L'Archevêque d'Alger, le Cardinal Jean-Paul Vesco, a mis en lumière ce lundi la portée exceptionnelle de la visite du Pape Léon XIV en Algérie, placée sous le thème « As-salamu alaykum » et a présenté cet événement comme un moment historique à la fois « symbolique », « spirituel » et « politique »
S’exprimant dans l’émission « L’invité du jour » de la chaîne 3 de la Radio algérienne, le cardinal souligne que « c’est un homme de paix » et insiste sur l’urgence de ce message dans un contexte international marqué par les conflits.
Il rappelle qu’« aujourd’hui, la guerre redevient à la mode » et que « le monde assiste à une remise en cause du droit international et des mécanismes censés préserver la paix », affirmant que « les croyants doivent être des consciences et qui appellent à la paix », au-delà des différences religieuses.
« Cette visite dépasse largement le cadre religieux »
Pour Jean-Paul Vesco, la venue du pape constitue « un événement d’une portée particulière, non seulement pour l’Église mais pour l’ensemble du peuple algérien ». Il explique qu’« il vient pour les Algériens », soulignant ainsi que « cette visite dépasse largement le cadre religieux ».
« Le souverain pontife s’adressera à la fois aux chrétiens, aux musulmans et à la jeunesse, dans une démarche d’ouverture et de dialogue », affirme le cardinal, mettant en avant « l’importance des paroles qui seront prononcées depuis l’Algérie, un pays au carrefour des cultures et des civilisations. »
Pour Jean-Paul Vesco, « l’invitation officielle du président de la République Abdelmadjid Tebboune témoigne de la dimension diplomatique de cette visite », rappelant que « le pape, en tant que chef d’État et leader religieux, répond à une invitation qui revêt une signification profonde dans un monde souvent marqué par les divisions ».
Il confie également avoir lui-même encouragé cette venue dès l’élection du pape, affirmant lui avoir dit « vous devez être le premier pape qui vient en Algérie », une invitation à laquelle le pape avait répondu favorablement.
« Cette visite met en lumière l’identité plurielle de l’Algérie »
Selon lui, au-delà de l’événement en lui-même, cette visite met en lumière l’identité plurielle de l’Algérie.

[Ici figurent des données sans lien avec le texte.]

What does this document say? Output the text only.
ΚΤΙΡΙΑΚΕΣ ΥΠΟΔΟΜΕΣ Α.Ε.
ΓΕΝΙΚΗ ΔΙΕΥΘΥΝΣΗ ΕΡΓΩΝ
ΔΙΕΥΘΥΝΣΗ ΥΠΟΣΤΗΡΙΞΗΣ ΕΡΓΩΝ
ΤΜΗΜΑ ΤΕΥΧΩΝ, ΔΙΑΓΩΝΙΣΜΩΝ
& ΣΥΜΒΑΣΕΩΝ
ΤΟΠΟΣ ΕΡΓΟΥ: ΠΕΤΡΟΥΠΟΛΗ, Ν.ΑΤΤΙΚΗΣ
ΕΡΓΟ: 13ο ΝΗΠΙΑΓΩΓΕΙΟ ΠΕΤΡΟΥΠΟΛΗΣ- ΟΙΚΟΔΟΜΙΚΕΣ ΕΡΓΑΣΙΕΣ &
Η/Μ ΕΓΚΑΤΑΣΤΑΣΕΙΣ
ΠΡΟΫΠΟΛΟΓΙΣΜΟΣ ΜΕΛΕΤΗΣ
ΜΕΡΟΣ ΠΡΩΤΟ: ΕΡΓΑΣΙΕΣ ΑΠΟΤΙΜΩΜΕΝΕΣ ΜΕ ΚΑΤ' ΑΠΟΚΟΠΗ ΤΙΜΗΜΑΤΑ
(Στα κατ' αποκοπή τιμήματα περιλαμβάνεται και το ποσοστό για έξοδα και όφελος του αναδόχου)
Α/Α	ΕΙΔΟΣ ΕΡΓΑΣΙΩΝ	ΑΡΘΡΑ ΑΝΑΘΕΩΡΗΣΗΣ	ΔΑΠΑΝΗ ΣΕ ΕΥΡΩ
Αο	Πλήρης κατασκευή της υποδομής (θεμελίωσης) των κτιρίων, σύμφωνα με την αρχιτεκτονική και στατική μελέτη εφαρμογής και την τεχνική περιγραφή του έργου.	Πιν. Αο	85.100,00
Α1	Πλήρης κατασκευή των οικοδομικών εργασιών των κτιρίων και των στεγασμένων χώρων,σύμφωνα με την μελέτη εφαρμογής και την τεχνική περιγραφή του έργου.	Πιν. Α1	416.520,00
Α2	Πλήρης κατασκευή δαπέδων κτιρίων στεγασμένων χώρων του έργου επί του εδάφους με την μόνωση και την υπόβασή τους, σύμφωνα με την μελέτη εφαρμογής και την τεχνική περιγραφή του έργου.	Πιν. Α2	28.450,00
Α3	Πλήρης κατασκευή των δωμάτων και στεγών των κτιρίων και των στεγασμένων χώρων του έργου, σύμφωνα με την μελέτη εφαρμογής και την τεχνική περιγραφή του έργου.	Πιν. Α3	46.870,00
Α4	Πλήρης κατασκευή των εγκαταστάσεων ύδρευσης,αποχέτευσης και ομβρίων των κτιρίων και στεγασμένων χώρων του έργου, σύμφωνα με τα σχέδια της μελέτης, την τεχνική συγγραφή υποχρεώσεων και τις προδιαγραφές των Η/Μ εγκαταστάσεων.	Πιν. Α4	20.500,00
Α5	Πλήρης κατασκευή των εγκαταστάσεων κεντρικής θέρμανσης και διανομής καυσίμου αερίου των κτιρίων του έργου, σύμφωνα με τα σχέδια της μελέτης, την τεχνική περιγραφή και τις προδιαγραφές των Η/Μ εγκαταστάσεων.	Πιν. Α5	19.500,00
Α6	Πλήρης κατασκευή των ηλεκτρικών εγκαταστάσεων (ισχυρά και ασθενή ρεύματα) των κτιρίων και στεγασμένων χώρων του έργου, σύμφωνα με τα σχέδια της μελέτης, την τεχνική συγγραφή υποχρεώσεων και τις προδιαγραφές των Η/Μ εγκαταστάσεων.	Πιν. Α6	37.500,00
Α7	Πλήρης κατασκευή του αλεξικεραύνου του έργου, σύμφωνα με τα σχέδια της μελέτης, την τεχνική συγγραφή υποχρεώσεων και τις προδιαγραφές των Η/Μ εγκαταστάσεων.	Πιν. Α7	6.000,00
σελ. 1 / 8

Le cardinal évoque un pays « placé sur le pourtour méditerranéen », à la croisée des influences entre le Nord et le Sud, l’Est et l’Ouest. Il rappelle également « l’héritage historique lié à Saint Augustin, figure majeure du christianisme née sur cette terre (…) Cette profondeur historique confère à la visite papale une dimension symbolique supplémentaire, inscrivant l’événement dans une continuité culturelle et spirituelle. »
Pour le cardinal, « le programme du pape reflète cette richesse symbolique à travers des visites hautement significatives, notamment au Monument des Martyrs, à la Grande Mosquée d'Alger et à Notre-Dame d'Afrique », expliquant que ce parcours « fait sens », car il incarne à la fois « la mémoire nationale », « la foi musulmane majoritaire » et « la présence chrétienne », tout en soulignant que « cela est possible, cela est vécu », évoquant une coexistence réelle fondée sur le respect et la reconnaissance mutuelle.
« La présence du pape au Monument des Martyrs constitue un geste fort »
La dimension historique est également évoquée à travers la mémoire de la colonisation et de la lutte pour l’indépendance. Le cardinal reconnaît que « la présence du pape au Monument des Martyrs constitue un geste fort », affirmant que ce lieu symbolise « l’âme d’un peuple » et son attachement à la liberté. Il insiste sur « la nécessité de nommer les blessures du passé », déclarant que « le fait colonial en lui-même est destructeur, est criminel », tout en appelant à dépasser les tensions pour construire une fraternité durable.
Jean-Paul Vesco partage également une réflexion personnelle sur son identité, lui qui vit en Algérie depuis plus de vingt ans et en a acquis la nationalité. Il confie « j’aime ce pays » et décrit « « une appartenance construite dans le temps, marquée par une relation profonde avec la société algérienne, comme il évoque une identité « franco-algérienne » vécue comme une richesse, permettant de porter un regard différent sur l’histoire et les relations entre les peuples. Il souligne que « les mêmes faits n’ont pas été vécus de la même façon », mettant en évidence les écarts de mémoire entre les deux rives de la Méditerranée.
Le cardinal met en avant la dimension humaine et fraternelle de cette visite
Enfin, le cardinal insiste sur la dimension humaine et fraternelle de cette visite. Il préfère parler d’« estime » et de « respect » plutôt que de simple cohabitation, affirmant que « le monde crève d’un manque de fraternité ». Selon lui, « l’événement permettra de montrer que des relations authentiques peuvent exister entre des personnes de cultures et de religions différente, affichant l’espoir que cette visite laissera une trace durable.